To our knowledge, this is the first study to investigate the relationship between serum qAnti-HBc levels and liver inflammation activity in treatment-naïve CHB patients. All of the included patients were treatment-naïve. The results showed that serum qAnti-HBc levels, ALT, and liver inflammation activity were closely related to each other. First, we found that serum qAnti-HBc levels were moderately correlated with ALT and AST levels in both HBeAg (+) and HBeAg (−) CHB patients. Furthermore, we found a significantly lower level of qAnti-HBc in patients with no to mild inflammation (G0–1) than in those with moderate to severe inflammation (G2–4). We also observed increased serum levels of ALT to be associated with increased inflammation severity. While the exact underlying mechanism of the positive correlation between serum qAnti-HBc level, serum ALT level, and inflammation severity remains to be examined, a possible mechanistic explanation for this association is that all of these features are determined by the host's immune responses. HBV is not directly cytopathic to hepatocytes, and hepatocellular damage observed during chronic HBV infections appears to be primarily caused by the host's immune responses to the virus. Tissue-damaging inflammation occurs when the host's immune system attacks liver cells. ALT and HBcAg can be released from damaged infected hepatocytes into the bloodstream. An increase in the serum ALT level causes potent antigenic stimulation of B cells, resulting in an increase in the serum qAnti-HBc level.

However, serum qAnti-HBc titers reached a plateau and no longer showed a correlation with ALT levels when ALT levels were greater than 5 × ULN. These results are consistent with those of a previous study[ and suggest that the immune system may not be overactivated without limitation when ALT is higher than 5 × ULN.

Treatment guidelines for CHB by international liver associations (American Association for the Study of Liver Diseases and Asian Pacific Association for the Study of the Liver) recommend that CHB patients begin antiviral treatment when ALT is consistently more than 2 × ULN. When serum ALT levels range between normal and 2 × ULN, liver inflammation activity should be moderate to severe.[ However, liver biopsy is an invasive procedure. Therefore, we identified the grade of liver inflammation according to qAnti-HBc level. Our analyses established a qAnti-HBc level of 4.36 log10 IU/mL or more as an optimal cut-off value for identifying HBeAg (+) subjects with moderate to severe inflammation and 4.62 log10 IU/mL or more for HBeAg (−) subjects. The above results revealed a potential role of qAnti-HBc levels in reflecting different levels of liver inflammation in chronic HBV infection.
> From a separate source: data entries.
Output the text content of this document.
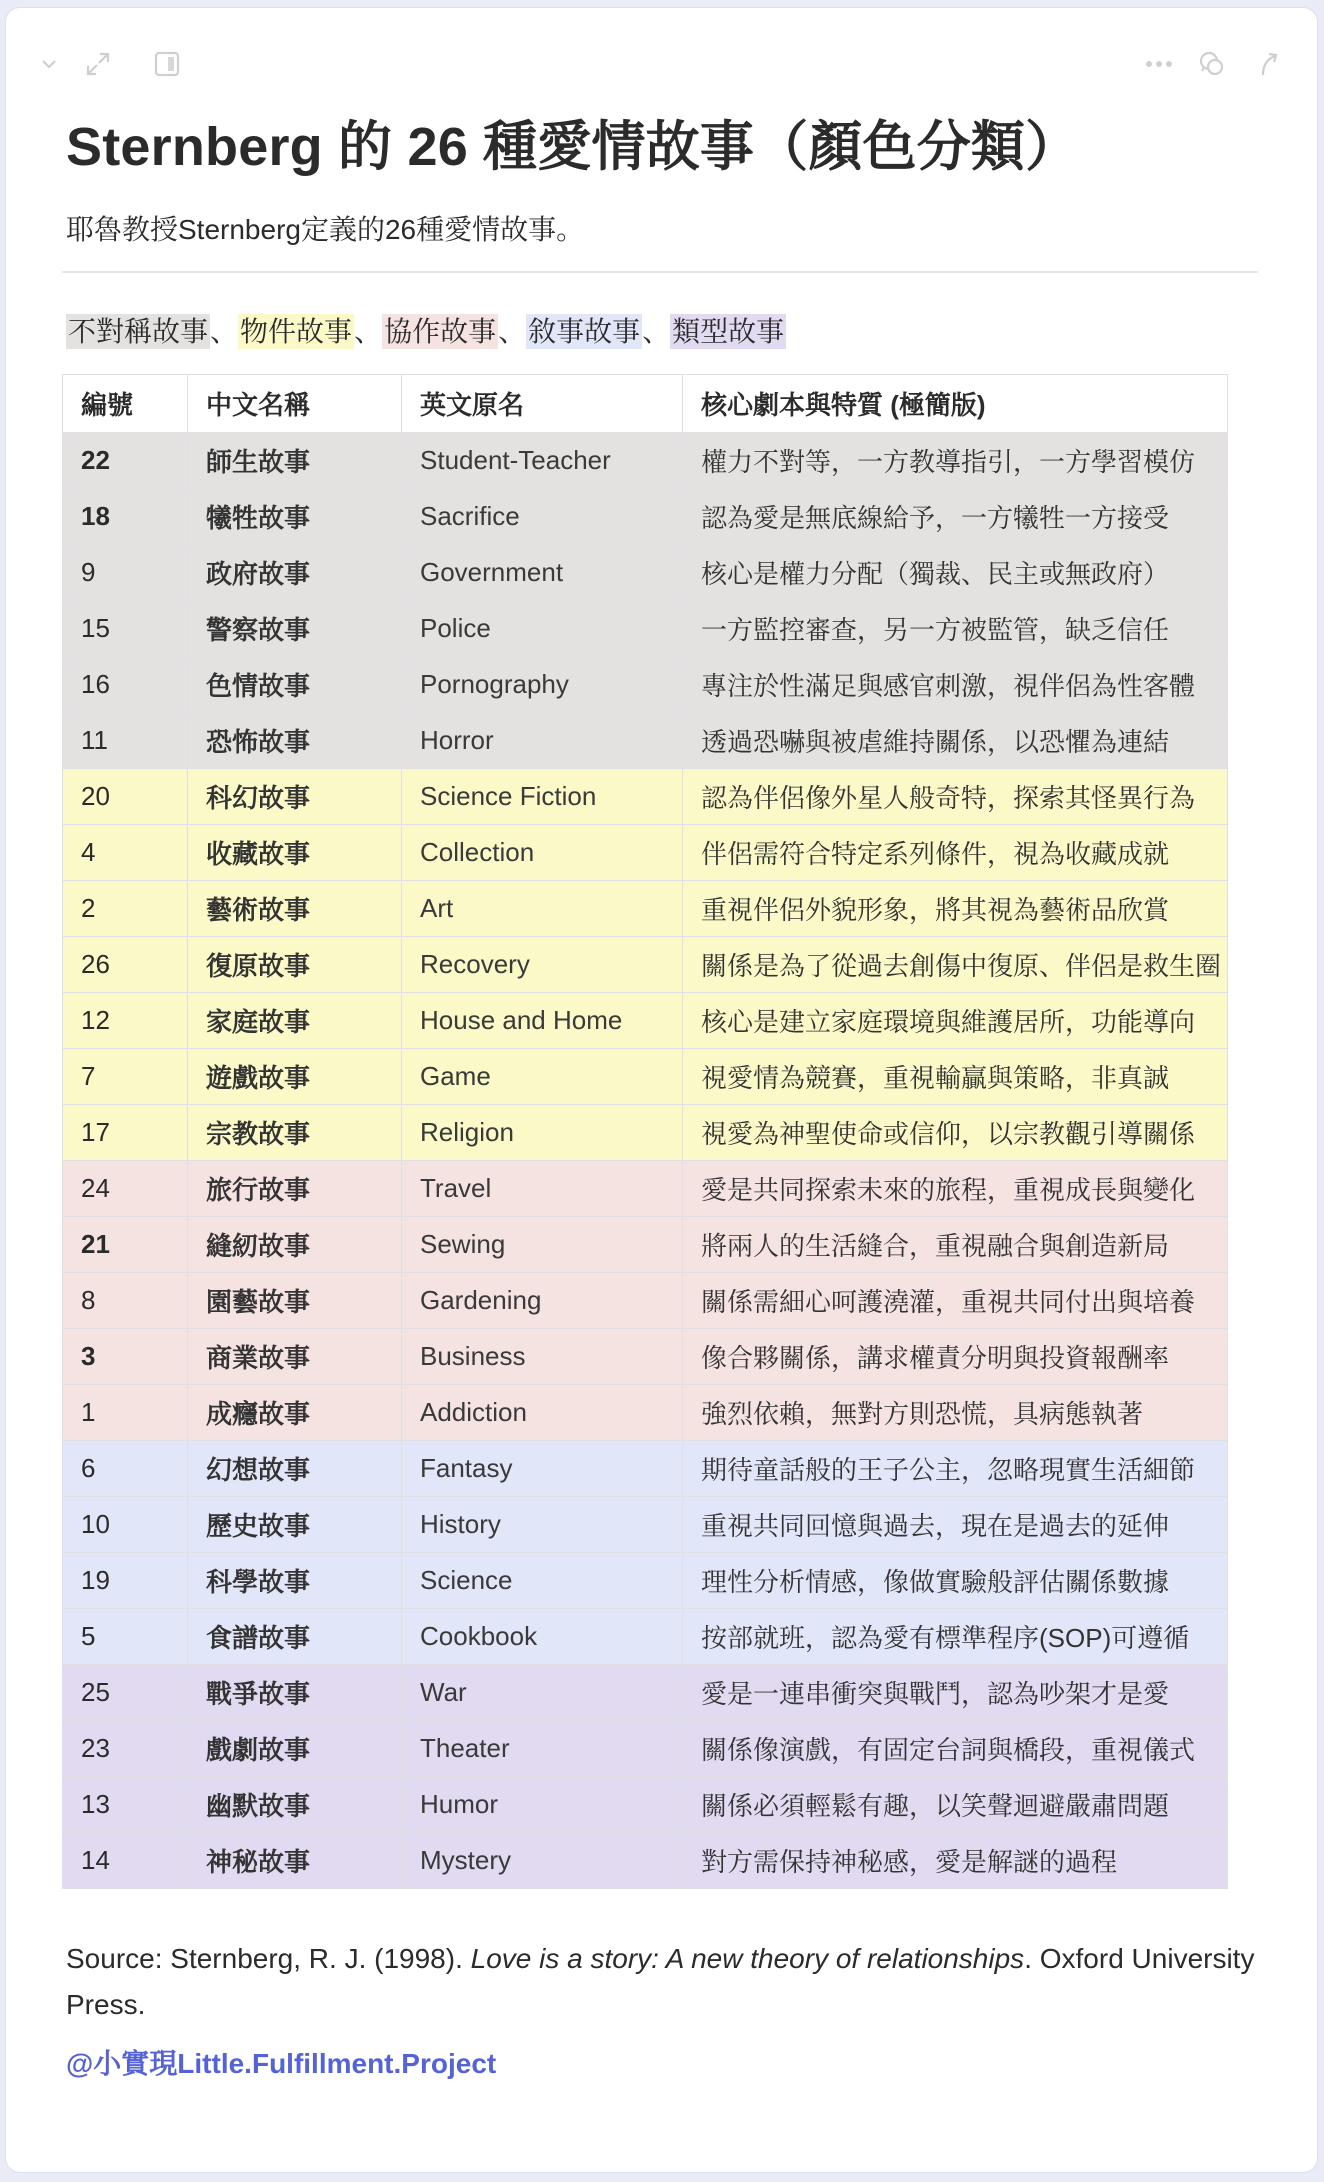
Sternberg 的 26 種愛情故事（顏色分類）
耶魯教授Sternberg定義的26種愛情故事。
不對稱故事、物件故事、協作故事、敘事故事、類型故事
編號	中文名稱	英文原名	核心劇本與特質 (極簡版)
22	師生故事	Student-Teacher	權力不對等，一方教導指引，一方學習模仿
18	犧牲故事	Sacrifice	認為愛是無底線給予，一方犧牲一方接受
9	政府故事	Government	核心是權力分配（獨裁、民主或無政府）
15	警察故事	Police	一方監控審查，另一方被監管，缺乏信任
16	色情故事	Pornography	專注於性滿足與感官刺激，視伴侶為性客體
11	恐怖故事	Horror	透過恐嚇與被虐維持關係，以恐懼為連結
20	科幻故事	Science Fiction	認為伴侶像外星人般奇特，探索其怪異行為
4	收藏故事	Collection	伴侶需符合特定系列條件，視為收藏成就
2	藝術故事	Art	重視伴侶外貌形象，將其視為藝術品欣賞
26	復原故事	Recovery	關係是為了從過去創傷中復原、伴侶是救生圈
12	家庭故事	House and Home	核心是建立家庭環境與維護居所，功能導向
7	遊戲故事	Game	視愛情為競賽，重視輸贏與策略，非真誠
17	宗教故事	Religion	視愛為神聖使命或信仰，以宗教觀引導關係
24	旅行故事	Travel	愛是共同探索未來的旅程，重視成長與變化
21	縫紉故事	Sewing	將兩人的生活縫合，重視融合與創造新局
8	園藝故事	Gardening	關係需細心呵護澆灌，重視共同付出與培養
3	商業故事	Business	像合夥關係，講求權責分明與投資報酬率
1	成癮故事	Addiction	強烈依賴，無對方則恐慌，具病態執著
6	幻想故事	Fantasy	期待童話般的王子公主，忽略現實生活細節
10	歷史故事	History	重視共同回憶與過去，現在是過去的延伸
19	科學故事	Science	理性分析情感，像做實驗般評估關係數據
5	食譜故事	Cookbook	按部就班，認為愛有標準程序(SOP)可遵循
25	戰爭故事	War	愛是一連串衝突與戰鬥，認為吵架才是愛
23	戲劇故事	Theater	關係像演戲，有固定台詞與橋段，重視儀式
13	幽默故事	Humor	關係必須輕鬆有趣，以笑聲迴避嚴肅問題
14	神秘故事	Mystery	對方需保持神秘感，愛是解謎的過程
Source: Sternberg, R. J. (1998). Love is a story: A new theory of relationships. Oxford University Press.
@小實現Little.Fulfillment.Project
The baseline qAnti-HBc levels would be convenient for application in clinical practice, especially for subjects with ALT 2 × ULN or less before initiating antiviral treatment to optimize the antiviral treatment. However, qAnti-HBc alone is not sufficient to accurately predict liver inflammation grade, and it should be combined with other parameters. These issues will be addressed in our future studies.

Our study also had a few limitations. Only 4 patients with G4 inflammation were included, and they were merged into the G3 group for the data analysis. In cases of severe inflammation in clinical practice, most physicians would first choose general liver protection therapy and then consider liver biopsy. The level of serum qAnti-HBc in CHB patients with G4 inflammation requires further study. Additionally, our study only included patients with genotypes B and C, while data for patients with genotypes A and D, which are prevalent in Europe, need to be further investigated.

In conclusion, our study demonstrated that serum qAnti-HBc levels were significantly correlated with liver inflammation grade in treatment-naïve CHB patients. Furthermore, we defined a serum qAnti-HBc cut-off for the identification of moderate to severe inflammation in HBeAg (+) and HBeAg (−) CHB patients.